With SimAnn we have developed a tool that serves exactly this purpose. By combining the annotation step and the alignment of the two sequences into one algorithm, it detects conserved sites more clearly. It has the additional advantage that all parameters are calculated based on statistical considerations. This allows for its successful application with any binding site model of interest. We present the algorithm and the approach for parameter selection and compare its performance with that of other, non-simultaneous methods on both simulated and real data.
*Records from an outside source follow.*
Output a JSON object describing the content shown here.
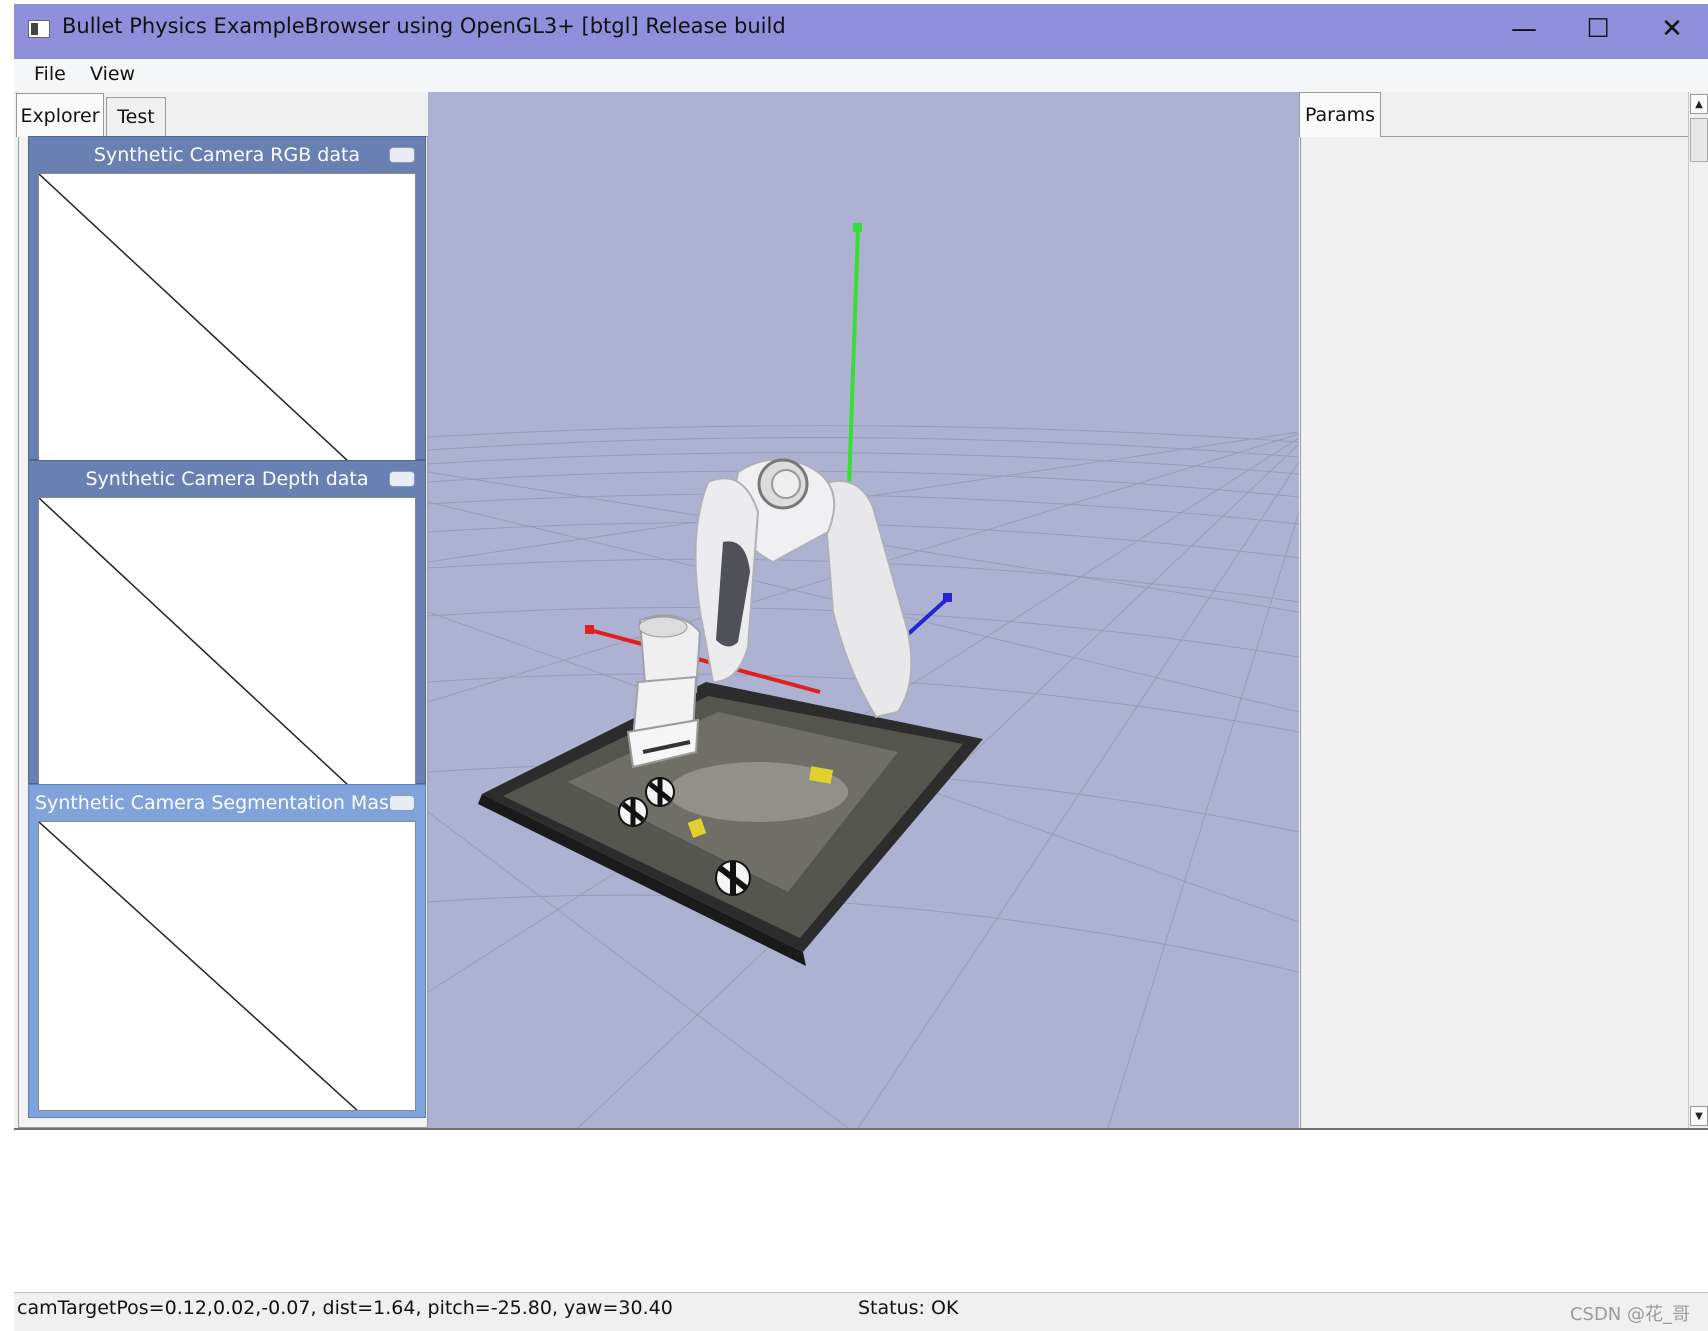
{
  "window": {
    "title": "Bullet Physics ExampleBrowser using OpenGL3+ [btgl] Release build",
    "controls": {
      "minimize": "—",
      "maximize": "☐",
      "close": "✕"
    }
  },
  "menu": {
    "items": [
      "File",
      "View"
    ]
  },
  "left_tabs": [
    "Explorer",
    "Test"
  ],
  "camera_panels": [
    {
      "title": "Synthetic Camera RGB data"
    },
    {
      "title": "Synthetic Camera Depth data"
    },
    {
      "title": "Synthetic Camera Segmentation Mask"
    }
  ],
  "right_tabs": [
    "Params"
  ],
  "status": {
    "camera": "camTargetPos=0.12,0.02,-0.07, dist=1.64, pitch=-25.80, yaw=30.40",
    "state": "Status: OK"
  },
  "watermark": "CSDN @花_哥",
  "colors": {
    "titlebar": "#8f8fdc",
    "viewport_bg": "#aeb2d2",
    "camera_header": "#6880b2",
    "axis_x": "#e02020",
    "axis_y": "#30e030",
    "axis_z": "#2020d0"
  },
  "icons": [
    "app-icon",
    "minimize-icon",
    "maximize-icon",
    "close-icon",
    "collapse-icon",
    "scroll-up-icon",
    "scroll-down-icon"
  ]
}
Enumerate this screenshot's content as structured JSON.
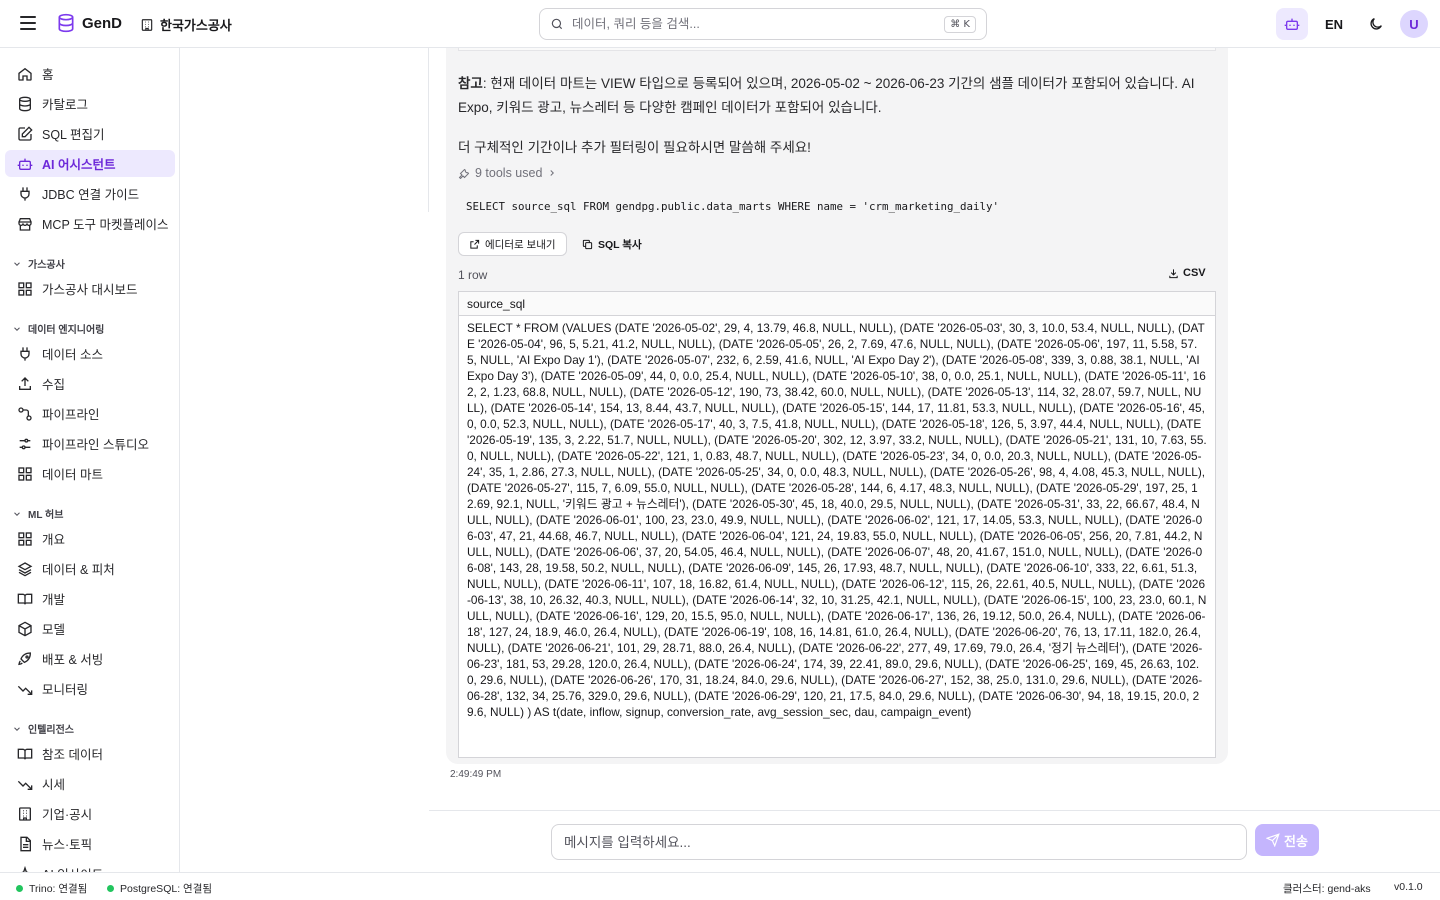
{
  "header": {
    "app_name": "GenD",
    "org_name": "한국가스공사",
    "search_placeholder": "데이터, 쿼리 등을 검색...",
    "search_shortcut": "⌘ K",
    "lang": "EN",
    "avatar_initial": "U"
  },
  "sidebar": {
    "top_items": [
      {
        "label": "홈",
        "icon": "home-icon"
      },
      {
        "label": "카탈로그",
        "icon": "database-icon"
      },
      {
        "label": "SQL 편집기",
        "icon": "edit-icon"
      },
      {
        "label": "AI 어시스턴트",
        "icon": "bot-icon",
        "active": true
      },
      {
        "label": "JDBC 연결 가이드",
        "icon": "plug-icon"
      },
      {
        "label": "MCP 도구 마켓플레이스",
        "icon": "store-icon"
      }
    ],
    "sections": [
      {
        "title": "가스공사",
        "items": [
          {
            "label": "가스공사 대시보드",
            "icon": "dashboard-icon"
          }
        ]
      },
      {
        "title": "데이터 엔지니어링",
        "items": [
          {
            "label": "데이터 소스",
            "icon": "plug-icon"
          },
          {
            "label": "수집",
            "icon": "upload-icon"
          },
          {
            "label": "파이프라인",
            "icon": "workflow-icon"
          },
          {
            "label": "파이프라인 스튜디오",
            "icon": "studio-icon"
          },
          {
            "label": "데이터 마트",
            "icon": "grid-icon"
          }
        ]
      },
      {
        "title": "ML 허브",
        "items": [
          {
            "label": "개요",
            "icon": "grid-icon"
          },
          {
            "label": "데이터 & 피처",
            "icon": "layers-icon"
          },
          {
            "label": "개발",
            "icon": "book-icon"
          },
          {
            "label": "모델",
            "icon": "box-icon"
          },
          {
            "label": "배포 & 서빙",
            "icon": "rocket-icon"
          },
          {
            "label": "모니터링",
            "icon": "trend-icon"
          }
        ]
      },
      {
        "title": "인텔리전스",
        "items": [
          {
            "label": "참조 데이터",
            "icon": "book-icon"
          },
          {
            "label": "시세",
            "icon": "trend-icon"
          },
          {
            "label": "기업·공시",
            "icon": "building-icon"
          },
          {
            "label": "뉴스·토픽",
            "icon": "file-icon"
          },
          {
            "label": "AI 인사이트",
            "icon": "sparkle-icon"
          }
        ]
      }
    ]
  },
  "message": {
    "note_label": "참고",
    "note_text": ": 현재 데이터 마트는 VIEW 타입으로 등록되어 있으며, 2026-05-02 ~ 2026-06-23 기간의 샘플 데이터가 포함되어 있습니다. AI Expo, 키워드 광고, 뉴스레터 등 다양한 캠페인 데이터가 포함되어 있습니다.",
    "followup": "더 구체적인 기간이나 추가 필터링이 필요하시면 말씀해 주세요!",
    "tools_used": "9 tools used",
    "sql": "SELECT source_sql FROM gendpg.public.data_marts WHERE name = 'crm_marketing_daily'",
    "send_to_editor": "에디터로 보내기",
    "copy_sql": "SQL 복사",
    "row_count": "1 row",
    "csv": "CSV",
    "column": "source_sql",
    "cell": "SELECT * FROM (VALUES (DATE '2026-05-02', 29, 4, 13.79, 46.8, NULL, NULL), (DATE '2026-05-03', 30, 3, 10.0, 53.4, NULL, NULL), (DATE '2026-05-04', 96, 5, 5.21, 41.2, NULL, NULL), (DATE '2026-05-05', 26, 2, 7.69, 47.6, NULL, NULL), (DATE '2026-05-06', 197, 11, 5.58, 57.5, NULL, 'AI Expo Day 1'), (DATE '2026-05-07', 232, 6, 2.59, 41.6, NULL, 'AI Expo Day 2'), (DATE '2026-05-08', 339, 3, 0.88, 38.1, NULL, 'AI Expo Day 3'), (DATE '2026-05-09', 44, 0, 0.0, 25.4, NULL, NULL), (DATE '2026-05-10', 38, 0, 0.0, 25.1, NULL, NULL), (DATE '2026-05-11', 162, 2, 1.23, 68.8, NULL, NULL), (DATE '2026-05-12', 190, 73, 38.42, 60.0, NULL, NULL), (DATE '2026-05-13', 114, 32, 28.07, 59.7, NULL, NULL), (DATE '2026-05-14', 154, 13, 8.44, 43.7, NULL, NULL), (DATE '2026-05-15', 144, 17, 11.81, 53.3, NULL, NULL), (DATE '2026-05-16', 45, 0, 0.0, 52.3, NULL, NULL), (DATE '2026-05-17', 40, 3, 7.5, 41.8, NULL, NULL), (DATE '2026-05-18', 126, 5, 3.97, 44.4, NULL, NULL), (DATE '2026-05-19', 135, 3, 2.22, 51.7, NULL, NULL), (DATE '2026-05-20', 302, 12, 3.97, 33.2, NULL, NULL), (DATE '2026-05-21', 131, 10, 7.63, 55.0, NULL, NULL), (DATE '2026-05-22', 121, 1, 0.83, 48.7, NULL, NULL), (DATE '2026-05-23', 34, 0, 0.0, 20.3, NULL, NULL), (DATE '2026-05-24', 35, 1, 2.86, 27.3, NULL, NULL), (DATE '2026-05-25', 34, 0, 0.0, 48.3, NULL, NULL), (DATE '2026-05-26', 98, 4, 4.08, 45.3, NULL, NULL), (DATE '2026-05-27', 115, 7, 6.09, 55.0, NULL, NULL), (DATE '2026-05-28', 144, 6, 4.17, 48.3, NULL, NULL), (DATE '2026-05-29', 197, 25, 12.69, 92.1, NULL, '키워드 광고 + 뉴스레터'), (DATE '2026-05-30', 45, 18, 40.0, 29.5, NULL, NULL), (DATE '2026-05-31', 33, 22, 66.67, 48.4, NULL, NULL), (DATE '2026-06-01', 100, 23, 23.0, 49.9, NULL, NULL), (DATE '2026-06-02', 121, 17, 14.05, 53.3, NULL, NULL), (DATE '2026-06-03', 47, 21, 44.68, 46.7, NULL, NULL), (DATE '2026-06-04', 121, 24, 19.83, 55.0, NULL, NULL), (DATE '2026-06-05', 256, 20, 7.81, 44.2, NULL, NULL), (DATE '2026-06-06', 37, 20, 54.05, 46.4, NULL, NULL), (DATE '2026-06-07', 48, 20, 41.67, 151.0, NULL, NULL), (DATE '2026-06-08', 143, 28, 19.58, 50.2, NULL, NULL), (DATE '2026-06-09', 145, 26, 17.93, 48.7, NULL, NULL), (DATE '2026-06-10', 333, 22, 6.61, 51.3, NULL, NULL), (DATE '2026-06-11', 107, 18, 16.82, 61.4, NULL, NULL), (DATE '2026-06-12', 115, 26, 22.61, 40.5, NULL, NULL), (DATE '2026-06-13', 38, 10, 26.32, 40.3, NULL, NULL), (DATE '2026-06-14', 32, 10, 31.25, 42.1, NULL, NULL), (DATE '2026-06-15', 100, 23, 23.0, 60.1, NULL, NULL), (DATE '2026-06-16', 129, 20, 15.5, 95.0, NULL, NULL), (DATE '2026-06-17', 136, 26, 19.12, 50.0, 26.4, NULL), (DATE '2026-06-18', 127, 24, 18.9, 46.0, 26.4, NULL), (DATE '2026-06-19', 108, 16, 14.81, 61.0, 26.4, NULL), (DATE '2026-06-20', 76, 13, 17.11, 182.0, 26.4, NULL), (DATE '2026-06-21', 101, 29, 28.71, 88.0, 26.4, NULL), (DATE '2026-06-22', 277, 49, 17.69, 79.0, 26.4, '정기 뉴스레터'), (DATE '2026-06-23', 181, 53, 29.28, 120.0, 26.4, NULL), (DATE '2026-06-24', 174, 39, 22.41, 89.0, 29.6, NULL), (DATE '2026-06-25', 169, 45, 26.63, 102.0, 29.6, NULL), (DATE '2026-06-26', 170, 31, 18.24, 84.0, 29.6, NULL), (DATE '2026-06-27', 152, 38, 25.0, 131.0, 29.6, NULL), (DATE '2026-06-28', 132, 34, 25.76, 329.0, 29.6, NULL), (DATE '2026-06-29', 120, 21, 17.5, 84.0, 29.6, NULL), (DATE '2026-06-30', 94, 18, 19.15, 20.0, 29.6, NULL) ) AS t(date, inflow, signup, conversion_rate, avg_session_sec, dau, campaign_event)",
    "timestamp": "2:49:49 PM"
  },
  "composer": {
    "placeholder": "메시지를 입력하세요...",
    "send_label": "전송"
  },
  "statusbar": {
    "trino": "Trino: 연결됨",
    "postgres": "PostgreSQL: 연결됨",
    "cluster": "클러스터: gend-aks",
    "version": "v0.1.0"
  },
  "colors": {
    "accent": "#6d28d9",
    "accent_bg": "#ede9fe",
    "ok": "#22c55e"
  }
}
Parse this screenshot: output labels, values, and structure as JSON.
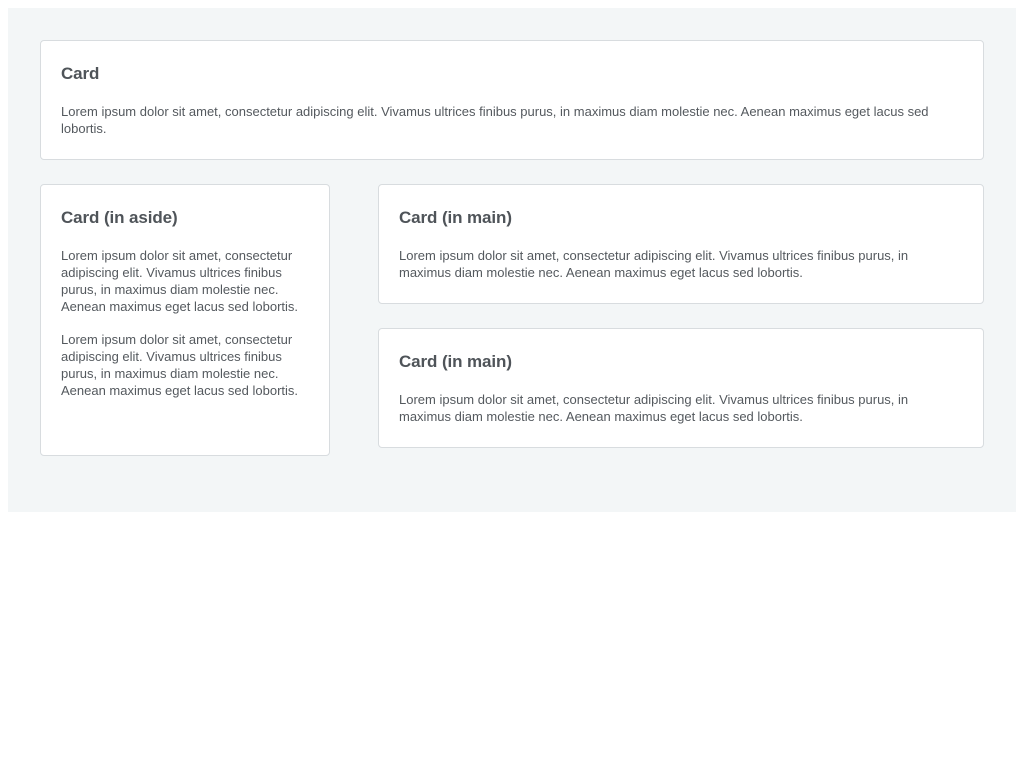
{
  "cards": {
    "top": {
      "title": "Card",
      "paragraphs": [
        "Lorem ipsum dolor sit amet, consectetur adipiscing elit. Vivamus ultrices finibus purus, in maximus diam molestie nec. Aenean maximus eget lacus sed lobortis."
      ]
    },
    "aside": {
      "title": "Card (in aside)",
      "paragraphs": [
        "Lorem ipsum dolor sit amet, consectetur adipiscing elit. Vivamus ultrices finibus purus, in maximus diam molestie nec. Aenean maximus eget lacus sed lobortis.",
        "Lorem ipsum dolor sit amet, consectetur adipiscing elit. Vivamus ultrices finibus purus, in maximus diam molestie nec. Aenean maximus eget lacus sed lobortis."
      ]
    },
    "main": [
      {
        "title": "Card (in main)",
        "paragraphs": [
          "Lorem ipsum dolor sit amet, consectetur adipiscing elit. Vivamus ultrices finibus purus, in maximus diam molestie nec. Aenean maximus eget lacus sed lobortis."
        ]
      },
      {
        "title": "Card (in main)",
        "paragraphs": [
          "Lorem ipsum dolor sit amet, consectetur adipiscing elit. Vivamus ultrices finibus purus, in maximus diam molestie nec. Aenean maximus eget lacus sed lobortis."
        ]
      }
    ]
  },
  "colors": {
    "page_background": "#f3f6f7",
    "card_background": "#ffffff",
    "card_border": "#d8dcdf",
    "heading_text": "#4f5459",
    "body_text": "#54595e"
  }
}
A command-line based C++ implementation of SimAnn is available from the authors upon request. In addition, we provide Perl scripts for calculating the input parameters based on statistical considerations.
当前在两个调控区域比对中注释保守转录因子结合位点的方法,是将比对和注释步骤分开进行,最后再合并结果。如果位点描述不明确或序列相似性较低,比对的局部空位结构在检测保守位点时就会产生问题。因此,需要一种能够同时考虑比对以及可能匹配的位点位置的方法。
我们利用模拟退火算法开发了一个恰好能实现这一目的的工具。通过将注释步骤和两个序列的比对合并为一个算法,它能更清晰地检测保守位点。它还有一个额外的优点,即所有参数都是基于统计考量计算得出的。这使得它能够成功应用于任何感兴趣的结合位点模型。我们展示了该算法以及参数选择方法,并在模拟数据和真实数据上,将其性能与其他非同步方法的性能进行了比较。
作者可应要求提供基于命令行的SimAnn C++实现。此外,我们还提供了基于统计考量计算输入参数的Perl脚本。